Connected car data company Wejo has raised £10m in a round led by DIP Capital, with support from the UK government’s Future Fund and alongside new and existing investors. investors.

The fundraise is said to be used to underpin the next stage of the group’s development as a leading ‘mobility intelligence’ company.

Founded by Richard Barlow in 2014, the Chester firm provides information to a variety of end-users including insurers, local authorities and breakdown recovery services by tracking seven million connected cars.

Its software tracks traffic and uses machine learning to improve traffic and safety management operations.

The firm said it is creating the largest single source of connected car data for  organisations, and is currently in live discussions with auto manufacturers about future opportunities, working with its partners to take the complexity out of data processing, storage and sharing.

The data and insights provided by the 15 million cars on its platform are licensed to mobility businesses from traffic analysts to parking app developers, smart city planners to governments.

Commenting on today’s announcement, Richard Barlow, CEO of Wejo, said: “To secure this level of commitment from a mix of new and incumbent investors is testament to the quality and opportunity presented by Wejo’s unique tech platform and innovation pipeline.

“Focused on harnessing data for good, we are working with multiple car manufacturers and end users to deliver better journeys for all.”

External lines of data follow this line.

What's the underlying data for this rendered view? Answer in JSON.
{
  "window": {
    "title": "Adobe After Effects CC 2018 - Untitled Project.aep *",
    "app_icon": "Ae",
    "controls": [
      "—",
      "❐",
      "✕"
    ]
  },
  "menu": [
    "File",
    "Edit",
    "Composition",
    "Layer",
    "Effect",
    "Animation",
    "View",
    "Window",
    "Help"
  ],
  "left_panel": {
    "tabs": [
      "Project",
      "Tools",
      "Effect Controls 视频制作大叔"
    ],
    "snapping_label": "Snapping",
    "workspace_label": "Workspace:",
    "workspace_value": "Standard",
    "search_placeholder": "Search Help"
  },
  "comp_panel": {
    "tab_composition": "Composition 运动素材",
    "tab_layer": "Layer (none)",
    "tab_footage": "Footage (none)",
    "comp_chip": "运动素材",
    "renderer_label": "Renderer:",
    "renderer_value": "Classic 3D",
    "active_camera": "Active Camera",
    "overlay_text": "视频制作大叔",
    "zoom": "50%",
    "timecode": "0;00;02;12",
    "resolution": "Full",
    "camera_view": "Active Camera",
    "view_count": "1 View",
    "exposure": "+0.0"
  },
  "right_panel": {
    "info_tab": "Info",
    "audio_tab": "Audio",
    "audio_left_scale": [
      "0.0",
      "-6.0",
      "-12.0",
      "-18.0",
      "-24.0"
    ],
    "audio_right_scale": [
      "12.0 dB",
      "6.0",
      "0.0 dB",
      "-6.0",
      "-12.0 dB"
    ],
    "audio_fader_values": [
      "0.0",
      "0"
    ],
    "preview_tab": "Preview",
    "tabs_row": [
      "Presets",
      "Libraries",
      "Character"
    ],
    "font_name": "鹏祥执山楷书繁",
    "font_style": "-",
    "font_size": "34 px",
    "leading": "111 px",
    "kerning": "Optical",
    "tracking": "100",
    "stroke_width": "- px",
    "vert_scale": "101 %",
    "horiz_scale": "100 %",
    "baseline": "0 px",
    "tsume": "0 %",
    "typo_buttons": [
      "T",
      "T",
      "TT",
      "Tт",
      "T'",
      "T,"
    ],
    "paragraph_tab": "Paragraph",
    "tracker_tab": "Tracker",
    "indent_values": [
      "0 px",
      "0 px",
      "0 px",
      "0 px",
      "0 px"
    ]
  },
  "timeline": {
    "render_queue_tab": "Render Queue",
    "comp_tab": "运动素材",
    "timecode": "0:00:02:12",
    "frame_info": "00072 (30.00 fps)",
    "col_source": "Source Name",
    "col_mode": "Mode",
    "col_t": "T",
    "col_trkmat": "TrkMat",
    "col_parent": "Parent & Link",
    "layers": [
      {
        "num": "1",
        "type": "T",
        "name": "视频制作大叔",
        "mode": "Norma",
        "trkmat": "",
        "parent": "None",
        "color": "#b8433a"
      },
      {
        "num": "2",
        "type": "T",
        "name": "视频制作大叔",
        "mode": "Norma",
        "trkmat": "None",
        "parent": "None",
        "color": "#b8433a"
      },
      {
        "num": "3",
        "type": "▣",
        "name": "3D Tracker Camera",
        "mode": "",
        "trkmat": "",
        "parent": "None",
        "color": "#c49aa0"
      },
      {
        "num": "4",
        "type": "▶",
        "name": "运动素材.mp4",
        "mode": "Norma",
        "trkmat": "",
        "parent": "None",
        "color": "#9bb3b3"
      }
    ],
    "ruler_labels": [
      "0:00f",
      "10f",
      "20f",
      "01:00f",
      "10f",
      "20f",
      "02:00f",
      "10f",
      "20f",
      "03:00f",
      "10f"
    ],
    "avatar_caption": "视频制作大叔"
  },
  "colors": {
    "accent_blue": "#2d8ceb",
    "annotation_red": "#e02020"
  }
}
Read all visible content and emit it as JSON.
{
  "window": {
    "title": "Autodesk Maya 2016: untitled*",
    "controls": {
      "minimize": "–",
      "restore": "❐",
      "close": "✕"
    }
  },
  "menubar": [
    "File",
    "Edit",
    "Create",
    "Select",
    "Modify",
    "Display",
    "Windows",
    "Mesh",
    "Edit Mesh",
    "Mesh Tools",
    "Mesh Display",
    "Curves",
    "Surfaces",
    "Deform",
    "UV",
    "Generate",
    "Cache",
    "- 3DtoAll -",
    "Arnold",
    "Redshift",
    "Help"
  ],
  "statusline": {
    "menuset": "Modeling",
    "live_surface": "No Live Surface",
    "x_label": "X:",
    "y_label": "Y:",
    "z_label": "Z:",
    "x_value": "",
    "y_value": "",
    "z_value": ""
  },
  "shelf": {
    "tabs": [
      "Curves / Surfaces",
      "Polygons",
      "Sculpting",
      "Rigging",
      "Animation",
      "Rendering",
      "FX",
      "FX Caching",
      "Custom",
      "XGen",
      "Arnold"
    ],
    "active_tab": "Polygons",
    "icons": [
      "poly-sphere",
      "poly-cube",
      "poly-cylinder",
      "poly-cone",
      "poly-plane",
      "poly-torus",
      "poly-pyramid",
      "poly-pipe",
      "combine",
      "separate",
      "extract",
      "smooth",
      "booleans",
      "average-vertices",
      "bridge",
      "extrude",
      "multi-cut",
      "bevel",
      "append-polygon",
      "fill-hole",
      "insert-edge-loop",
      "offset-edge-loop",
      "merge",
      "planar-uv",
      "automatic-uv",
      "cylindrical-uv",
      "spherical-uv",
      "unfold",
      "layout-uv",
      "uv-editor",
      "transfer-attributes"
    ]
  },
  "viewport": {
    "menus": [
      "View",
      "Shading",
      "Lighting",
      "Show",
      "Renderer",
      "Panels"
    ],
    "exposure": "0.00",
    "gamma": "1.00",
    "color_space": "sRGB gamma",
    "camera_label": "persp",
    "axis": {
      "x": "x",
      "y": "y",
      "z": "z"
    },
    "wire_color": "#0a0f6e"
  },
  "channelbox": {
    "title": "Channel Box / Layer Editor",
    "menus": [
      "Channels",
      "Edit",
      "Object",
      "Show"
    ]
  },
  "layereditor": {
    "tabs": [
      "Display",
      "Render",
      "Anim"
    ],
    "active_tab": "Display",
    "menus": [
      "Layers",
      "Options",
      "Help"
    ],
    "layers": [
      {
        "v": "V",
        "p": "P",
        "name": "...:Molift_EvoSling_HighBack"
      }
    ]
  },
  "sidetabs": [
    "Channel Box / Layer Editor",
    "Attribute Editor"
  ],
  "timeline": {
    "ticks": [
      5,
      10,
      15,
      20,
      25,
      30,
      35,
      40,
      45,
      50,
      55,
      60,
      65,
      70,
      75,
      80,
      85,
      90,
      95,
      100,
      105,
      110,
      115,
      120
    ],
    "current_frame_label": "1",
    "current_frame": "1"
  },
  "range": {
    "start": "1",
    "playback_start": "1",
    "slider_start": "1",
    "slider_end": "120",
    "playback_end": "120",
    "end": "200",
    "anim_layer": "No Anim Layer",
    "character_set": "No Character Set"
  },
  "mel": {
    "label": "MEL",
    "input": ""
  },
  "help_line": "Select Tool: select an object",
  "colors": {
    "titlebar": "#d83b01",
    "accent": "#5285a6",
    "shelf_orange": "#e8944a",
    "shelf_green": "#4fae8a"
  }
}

Riccardo Cirillo, Founding and Managing Partner of DIP Capital LLP, added: “We are excited to lead this round as we recognise Wejo’s huge potential and believe in the value it provides not just to car companies but also to end-user customers of its big data insights and analytics.

“We are confident Wejo is in the right position to take advantage of this clear opportunity to become a leader in the market, shake up the automotive industry, and enable the full digitalisation of mobility.”

It was announced in February of last year that American automotive giant General Motors (GM) had taken a 35 per cent stake in the Chester technology start-up, valuing the company at $275m (£213m).